Insolencia ideológica para que nombremos, separemos. Imposición de estilos para satisfacer las fantasías de los conquistadores. Sus mandamientos para la negrada, reglas de su racismo para contrarrestar el nuestro que tiene su abecedario propio y sin conocerlo quieren sustituirlo con sus normas.
Ahora es el momento capilar, el capítulo del pelo, hay recursos para eso. La escuela necesita la reivindicación del peinado más que instalaciones sanitarias o capacitación del equipo docente. Así lo determinan desde afuera y acatamos sus designios. Es la consigna del día, la tendencia y como cuentan con un coro sin memoria, que repite sin contexto, el tema es el pelo crespo.
Corrección política sin jurisprudencia, tabla rasa para el empiece y ganar seguidores. Conservadores sin intención de indagar para saber qué pasó hace apenas tres décadas, cuando para lucir un peinado afro no fue necesario un instructivo. El afro era señal de identidad y la raqueta estaba en cualquier bolsillo para no permitir que el volumen decayera. En aquel tiempo, el insulto para las feministas era la mención del pajón.
No hubo necesidad de campaña para que aprendiéramos. El aprendizaje se gestó respetando el peinado ajeno, el criollo, el de los cuatro moños y el cabello planchao. Había una edad para someterse a los tratamientos más incómodos y dramáticos, mientras tanto, los cuatro moños resolvían, sin agravios, el problema.
La atención familiar, la vigilancia para mantener la apariencia pulcra era advertida en las aulas cuando las niñas llegaban con sus lazos en los rizos, con las rayas, perfectamente trazadas, para dividir el peinado. Entonces, cantar María Moñitos no era ofensa ni “la princesa está triste, qué tendrá la princesa” machismo.
Todavía el turismo no había ocupado el norte y el este de la isla, con la creación de las trencitas que jamás habían usado las dominicanas, pero, al parecer, lucían mejor y las pagaban más, que hacer los moños tradicionales. La imagen de Angela Davis reforzó el afro femenino.

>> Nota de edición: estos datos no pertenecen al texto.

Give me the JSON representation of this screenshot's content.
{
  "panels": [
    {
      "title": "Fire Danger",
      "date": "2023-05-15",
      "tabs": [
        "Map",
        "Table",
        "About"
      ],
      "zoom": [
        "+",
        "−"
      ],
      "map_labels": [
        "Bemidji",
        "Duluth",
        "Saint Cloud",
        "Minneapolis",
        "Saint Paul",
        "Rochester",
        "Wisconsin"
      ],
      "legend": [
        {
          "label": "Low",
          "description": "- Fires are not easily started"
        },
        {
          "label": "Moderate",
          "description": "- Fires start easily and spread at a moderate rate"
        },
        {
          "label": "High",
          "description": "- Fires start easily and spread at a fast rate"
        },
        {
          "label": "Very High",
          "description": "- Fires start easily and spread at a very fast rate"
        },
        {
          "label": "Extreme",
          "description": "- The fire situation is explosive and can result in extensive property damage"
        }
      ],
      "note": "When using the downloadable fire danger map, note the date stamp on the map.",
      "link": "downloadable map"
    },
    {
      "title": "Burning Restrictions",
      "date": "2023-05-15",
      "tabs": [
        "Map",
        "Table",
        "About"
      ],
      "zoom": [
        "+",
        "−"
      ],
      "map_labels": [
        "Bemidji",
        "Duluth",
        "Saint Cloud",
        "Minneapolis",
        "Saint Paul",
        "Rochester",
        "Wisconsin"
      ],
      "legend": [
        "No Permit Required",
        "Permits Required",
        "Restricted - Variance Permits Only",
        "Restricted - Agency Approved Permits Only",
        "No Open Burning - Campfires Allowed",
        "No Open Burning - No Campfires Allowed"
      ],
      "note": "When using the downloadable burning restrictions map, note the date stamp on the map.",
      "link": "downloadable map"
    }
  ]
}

El problema para “las blanquitas” era lograr que los rizos artificiales se mantuvieran más de 24 horas. Más allá de los rolos y de los bigudíes, aplicar un químico para rizar era imprescindible, procedimiento contrario al texturizado, parte de la cultura capilar criolla. Con o sin potasa, con o sin lejía, el sacrificio para lograr un pelo liso valía la pena. El olor develaba el secreto del tratamiento aplicado casi de manera clandestina, para que la condición de cuarterona no afectara la estirpe blanquecina.
Sustituto sofisticado del peine caliente que exponía el cuero cabelludo a peligrosas quemaduras. El consumo de esos productos, todavía en el mercado para quienes no pueden adquirir los más sofisticados, proveían resultados radicales ostensibles.
Todo eso antes del desrizado chino, del uso de pelucas que simulaban melenas lustrosas, del secado con aire caliente que solo manos de estilistas dominicanas logran, aquí y en las ciudades más remotas del planeta. Antes, mucho antes, de la panacea más espectacular que cabello malo jamás pensó que existiría: la queratina.
Muestras evidentes de racismo el sacrificio y la inversión para ser como no se es, sin embargo, imponer un estilo es intromisión. Michelle Obama no deja de ser un referente porque se alise el pelo. Es más conveniente propugnar por el respeto para no discriminar a quien le plazca desrizarse, como a quien luzca sus greñas.